Transitioning from Hospital to Home
It’s time to bring a loved one home from the hospital after surgery or illness. Whether their home recovery time will be relatively brief or extended, there are several things you can do to make the transition smooth. Here are six “Ps” to keep in mind when preparing for patient care at home.
Prepare the Home – Think safety and comfort as you get the patient’s living space ready for his or her arrival home. The first step is to move rugs and power cords that could impede movement or present a safety risk. Reduce clutter to make room for special equipment such as a hospital bed, wheelchair or easy chair, commode and oxygen supply. Will you need special bedding or support pillows? You may need to make adjustments for safety accessories such as a ramp, shower stool, hand grips or walker. Create a space for anyone who may be providing care, with a comfortable chair, table and place for personal items. Set up an “info central” area for all communication related to the patients’ care. This can be a bulletin board, notebook and pens to jot notes and keep records about medication, etc.
Personal Supplies – Make a list of supplies you will need at home. Protective gloves and wipes will make clean-up easier. Special bathing supplies and equipment are available for those confined to bed. Consider the need for special skin care items, diapers and specialty items that will be needed.

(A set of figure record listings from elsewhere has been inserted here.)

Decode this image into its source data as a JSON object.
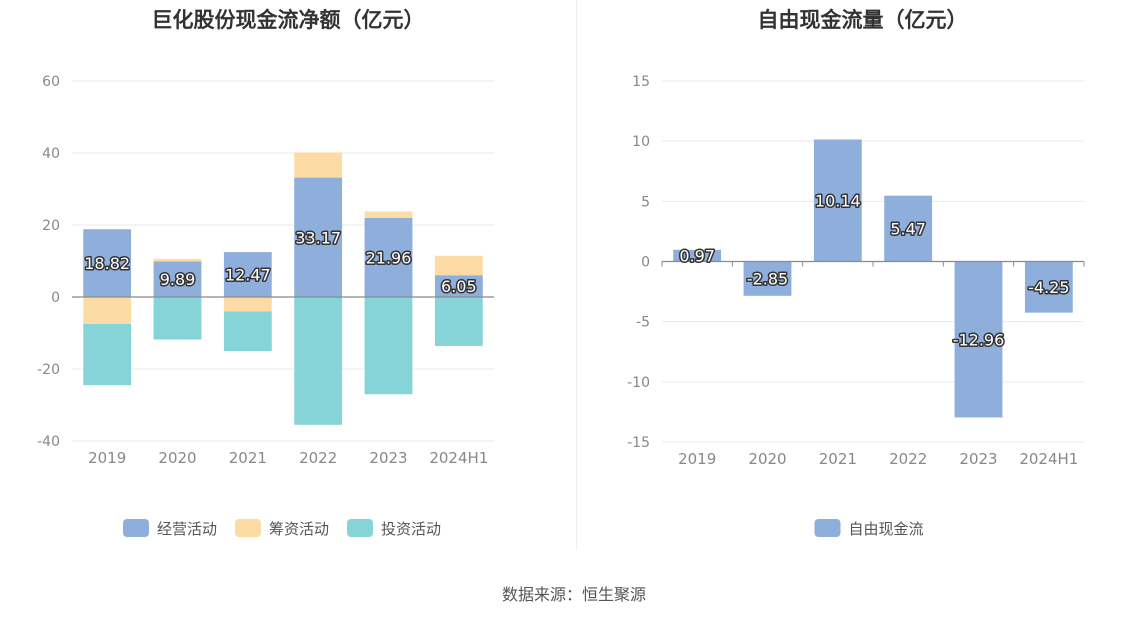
{
  "source_text": "数据来源：恒生聚源",
  "colors": {
    "operating": "#8eaedb",
    "financing": "#fcdca4",
    "investing": "#86d4d8",
    "free_cash_flow": "#8eaedb",
    "grid": "#e6e9f2",
    "axis_label": "#888888",
    "zero_line": "#8a8a8a"
  },
  "chart_data": [
    {
      "type": "bar",
      "stacked": true,
      "title": "巨化股份现金流净额（亿元）",
      "categories": [
        "2019",
        "2020",
        "2021",
        "2022",
        "2023",
        "2024H1"
      ],
      "ylim": [
        -40,
        60
      ],
      "yticks": [
        60,
        40,
        20,
        0,
        -20,
        -40
      ],
      "grid": true,
      "legend_position": "bottom-center",
      "series": [
        {
          "name": "经营活动",
          "key": "operating",
          "values": [
            18.82,
            9.89,
            12.47,
            33.17,
            21.96,
            6.05
          ],
          "labels": [
            "18.82",
            "9.89",
            "12.47",
            "33.17",
            "21.96",
            "6.05"
          ]
        },
        {
          "name": "筹资活动",
          "key": "financing",
          "values": [
            -7.5,
            0.7,
            -4.0,
            7.0,
            1.8,
            5.4
          ]
        },
        {
          "name": "投资活动",
          "key": "investing",
          "values": [
            -17.0,
            -11.8,
            -11.0,
            -35.5,
            -27.0,
            -13.6
          ]
        }
      ]
    },
    {
      "type": "bar",
      "title": "自由现金流量（亿元）",
      "categories": [
        "2019",
        "2020",
        "2021",
        "2022",
        "2023",
        "2024H1"
      ],
      "ylim": [
        -15,
        15
      ],
      "yticks": [
        15,
        10,
        5,
        0,
        -5,
        -10,
        -15
      ],
      "grid": true,
      "legend_position": "bottom-center",
      "series": [
        {
          "name": "自由现金流",
          "key": "free_cash_flow",
          "values": [
            0.97,
            -2.85,
            10.14,
            5.47,
            -12.96,
            -4.25
          ],
          "labels": [
            "0.97",
            "-2.85",
            "10.14",
            "5.47",
            "-12.96",
            "-4.25"
          ]
        }
      ]
    }
  ]
}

People to contact – Organize names and phone numbers for doctors, pharmacists, representatives from a home care agency, and others you may need to call. This list can be prominently displayed on a bulletin board. A directory of business cards is helpful as well.
Prescriptions - During the patient’s hospital stay, medications may have changed. There may be new medications, and old medications may be discontinued or dosages may have changed. Make a list of the current medications and discard ones that have been discontinued – ask what each medication is for, when and how much should be taken, and ask about side effects and reactions that may occur. See if any of the medications must be taken with food. Note when each should be refilled. Make a special space to store medications and dispensers.
Patient Care – Your hospital discharge team will review patient care procedures and help decide what the patient can do, and what he or she may need help with. They will show you how to use equipment, and help you get comfortable with any procedures such as changing bandages or giving shots.
Precautions, Signs & Symptoms – Ask what adverse reactions there may be to medications, and what to look for as the patient recovers. Don’t be afraid to call the patient’s health care providers if anything looks amiss.
Taking some time to pre-plan and organize before you bring your loved one home can make the transition from hospital to home go more smoothly, for you and the patient.